Richard L. Eldredge
Throughout its storied 58-year history, three things have remained constant at Atlanta’s politico watering hole Manuel’s Tavern. The city’s scribblers can always score a scoop if you wait around long enough. The tavern’s telepathic bartenders know you want another drink before you do. And at the end of the evening, your clothes are a walking billboard for Lucky Strikes.
No more. As of opening today, the tavern Manuel Maloof built is now completely smoke-free. Owner Brian Maloof made the official announcement on the bar’s Facebook page this week.
Veteran Atlanta sportswriter, author and Manuel’s regular Jack Wilkinson was breathing a sigh of relief Tuesday. Wilkinson told me: “If Ireland can do it [Ireland became the first country to go smoke-free in all public and workplaces in 2004], anybody can do it. Seriously.”
Wilkinson’s wife, City of Atlanta fire department spokeswoman Janet Ward, an occasional smoker, is also fine with the new policy. “If I want to smoke, I’ll just go outside,” she said. “It’s not going to be a big deal. It’s not the smoking that makes it Manuel’s. I’m sure they’ll lose a few people but probably gain far more people who had issues with the smoke.”
Even political gadfly and Manuel’s mainstay Tom Houck is OK with the new policy.

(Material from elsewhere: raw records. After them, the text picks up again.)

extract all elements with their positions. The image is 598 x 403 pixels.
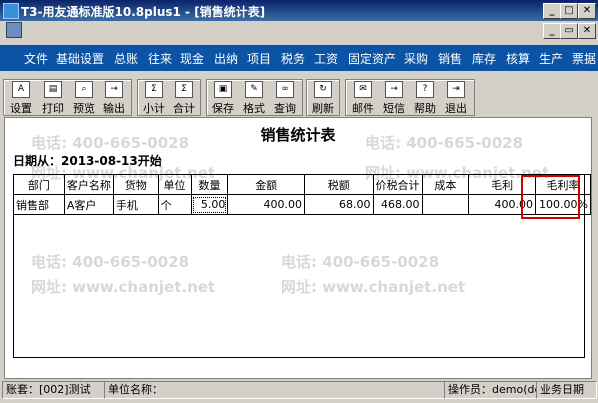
preview-button[interactable]: ⌕ 预览 bbox=[68, 80, 100, 115]
help-button[interactable]: ? 帮助 bbox=[409, 80, 441, 115]
mail-button[interactable]: ✉ 邮件 bbox=[347, 80, 379, 115]
toolbar: A 设置 ▤ 打印 ⌕ 预览 → 输出 Σ 小计 Σ 合计 ▣ 保存 ✎ 格式 ∞ 查询 ↻ 刷新 … bbox=[0, 76, 598, 116]
child-minimize-button[interactable]: _ bbox=[543, 23, 561, 39]
report-title: 销售统计表 bbox=[260, 126, 336, 144]
child-close-button[interactable]: ✕ bbox=[578, 23, 596, 39]
column-header: 数量 bbox=[190, 174, 229, 195]
export-button[interactable]: → 输出 bbox=[98, 80, 130, 115]
menu-item[interactable]: 库存 bbox=[472, 50, 496, 67]
menu-item[interactable]: 出纳 bbox=[214, 50, 238, 67]
table-cell[interactable] bbox=[421, 194, 470, 215]
report-area: 电话: 400-665-0028 电话: 400-665-0028 网址: ww… bbox=[4, 117, 592, 379]
preview-icon: ⌕ bbox=[75, 81, 93, 98]
help-icon: ? bbox=[416, 81, 434, 98]
table-cell[interactable]: 68.00 bbox=[303, 194, 374, 215]
table-cell[interactable]: 个 bbox=[157, 194, 192, 215]
table-cell[interactable]: A客户 bbox=[63, 194, 114, 215]
status-date: 业务日期 bbox=[536, 381, 597, 399]
table-cell[interactable]: 5.00 bbox=[190, 194, 229, 215]
menu-item[interactable]: 往来 bbox=[148, 50, 172, 67]
date-range: 日期从：2013-08-13开始 bbox=[13, 154, 162, 168]
menu-item[interactable]: 总账 bbox=[114, 50, 138, 67]
table-cell[interactable]: 400.00 bbox=[227, 194, 305, 215]
column-header: 货物 bbox=[112, 174, 159, 195]
table-header-row: 部门 客户名称 货物 单位 数量 金额 税额 价税合计 成本 毛利 毛利率 bbox=[13, 174, 592, 195]
total-icon: Σ bbox=[175, 81, 193, 98]
format-button[interactable]: ✎ 格式 bbox=[238, 80, 270, 115]
column-header: 部门 bbox=[13, 174, 65, 195]
save-button[interactable]: ▣ 保存 bbox=[207, 80, 239, 115]
minimize-button[interactable]: _ bbox=[543, 3, 561, 19]
menu-item[interactable]: 生产 bbox=[539, 50, 563, 67]
main-menu: 文件 基础设置 总账 往来 现金 出纳 项目 税务 工资 固定资产 采购 销售 … bbox=[0, 45, 598, 71]
column-header: 客户名称 bbox=[63, 174, 114, 195]
status-unit: 单位名称： bbox=[104, 381, 445, 399]
query-button[interactable]: ∞ 查询 bbox=[269, 80, 301, 115]
subtotal-button[interactable]: Σ 小计 bbox=[138, 80, 170, 115]
menu-item[interactable]: 固定资产 bbox=[348, 50, 396, 67]
column-header: 税额 bbox=[303, 174, 374, 195]
menu-item[interactable]: 核算 bbox=[506, 50, 530, 67]
close-button[interactable]: ✕ bbox=[578, 3, 596, 19]
exit-icon: ⇥ bbox=[447, 81, 465, 98]
column-header: 成本 bbox=[421, 174, 470, 195]
menu-item[interactable]: 项目 bbox=[247, 50, 271, 67]
title-bar: T3-用友通标准版10.8plus1 - [销售统计表] _ □ ✕ bbox=[0, 0, 598, 21]
mdi-bar: _ ▭ ✕ bbox=[0, 21, 598, 39]
refresh-button[interactable]: ↻ 刷新 bbox=[307, 80, 339, 115]
status-account: 账套：[002]测试 bbox=[2, 381, 105, 399]
maximize-button[interactable]: □ bbox=[560, 3, 578, 19]
format-icon: ✎ bbox=[245, 81, 263, 98]
menu-item[interactable]: 销售 bbox=[438, 50, 462, 67]
save-icon: ▣ bbox=[214, 81, 232, 98]
menu-item[interactable]: 采购 bbox=[404, 50, 428, 67]
column-header: 单位 bbox=[157, 174, 192, 195]
document-icon[interactable] bbox=[6, 22, 22, 38]
menu-item[interactable]: 基础设置 bbox=[56, 50, 104, 67]
settings-icon: A bbox=[12, 81, 30, 98]
print-button[interactable]: ▤ 打印 bbox=[37, 80, 69, 115]
margin-rate-highlight bbox=[521, 175, 580, 219]
sms-button[interactable]: → 短信 bbox=[378, 80, 410, 115]
settings-button[interactable]: A 设置 bbox=[5, 80, 37, 115]
menu-item[interactable]: 文件 bbox=[24, 50, 48, 67]
table-cell[interactable]: 销售部 bbox=[13, 194, 65, 215]
app-icon bbox=[3, 3, 19, 19]
export-icon: → bbox=[105, 81, 123, 98]
menu-item[interactable]: 税务 bbox=[281, 50, 305, 67]
table-cell[interactable]: 468.00 bbox=[372, 194, 423, 215]
printer-icon: ▤ bbox=[44, 81, 62, 98]
menu-item[interactable]: 现金 bbox=[180, 50, 204, 67]
report-table: 部门 客户名称 货物 单位 数量 金额 税额 价税合计 成本 毛利 毛利率 销售… bbox=[13, 174, 592, 215]
refresh-icon: ↻ bbox=[314, 81, 332, 98]
column-header: 金额 bbox=[227, 174, 305, 195]
sms-icon: → bbox=[385, 81, 403, 98]
total-button[interactable]: Σ 合计 bbox=[168, 80, 200, 115]
binoculars-icon: ∞ bbox=[276, 81, 294, 98]
column-header: 价税合计 bbox=[372, 174, 423, 195]
status-operator: 操作员：demo(de bbox=[444, 381, 537, 399]
table-cell[interactable]: 手机 bbox=[112, 194, 159, 215]
menu-item[interactable]: 工资 bbox=[314, 50, 338, 67]
exit-button[interactable]: ⇥ 退出 bbox=[440, 80, 472, 115]
subtotal-icon: Σ bbox=[145, 81, 163, 98]
window-title: T3-用友通标准版10.8plus1 - [销售统计表] bbox=[21, 5, 266, 19]
mail-icon: ✉ bbox=[354, 81, 372, 98]
table-row: 销售部 A客户 手机 个 5.00 400.00 68.00 468.00 40… bbox=[13, 194, 592, 215]
menu-item[interactable]: 票据 bbox=[572, 50, 596, 67]
child-restore-button[interactable]: ▭ bbox=[560, 23, 578, 39]
status-bar: 账套：[002]测试 单位名称： 操作员：demo(de 业务日期 bbox=[0, 380, 598, 400]
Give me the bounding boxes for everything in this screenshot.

In a Facebook message to me Tuesday, the former Creative Loafing columnist wrote: “A year ago, I would have been pissed off but I’ve quit smoking. So I’m thankful for a smoke-free environment. I guess it’s the wave of the future.”
To make the taste of the Nicorette gum a bit sweeter for puffing patrons today, Manuel’s is serving up a New Year’s Day special, including ham, collards, black-eyed peas and cornbread.
Most of the tavern’s 7,485 Facebook fans were also in favor of the new policy. Dissenter Gregory Allen Teal Jr. posted: “Manuel’s has the perfect set up to cater to both smokers and nonsmokers. It’s too bad that a few squeaky wheels get to ruin it for everyone else.” Patron Shaun Whitlock posted in response: “No, Gregory, having a ‘smoking section’ in a bar or restaurant is like having a peeing section in a pool.”
Jack Wilkinson (who, incidentally, was carrying around a plastic orange Manuel’s ashtray given to him by Manuel’s barkeep Bill McCluskey Tuesday) says he’ll selflessly make himself available outside today in the 40-degree temps for his tobacco-toting pals. “I’ve never smoked in my life,” he says. “But I’ll probably be out there in the parking lot providing counsel for those who do. I’ve got some friends who will no doubt need the support!”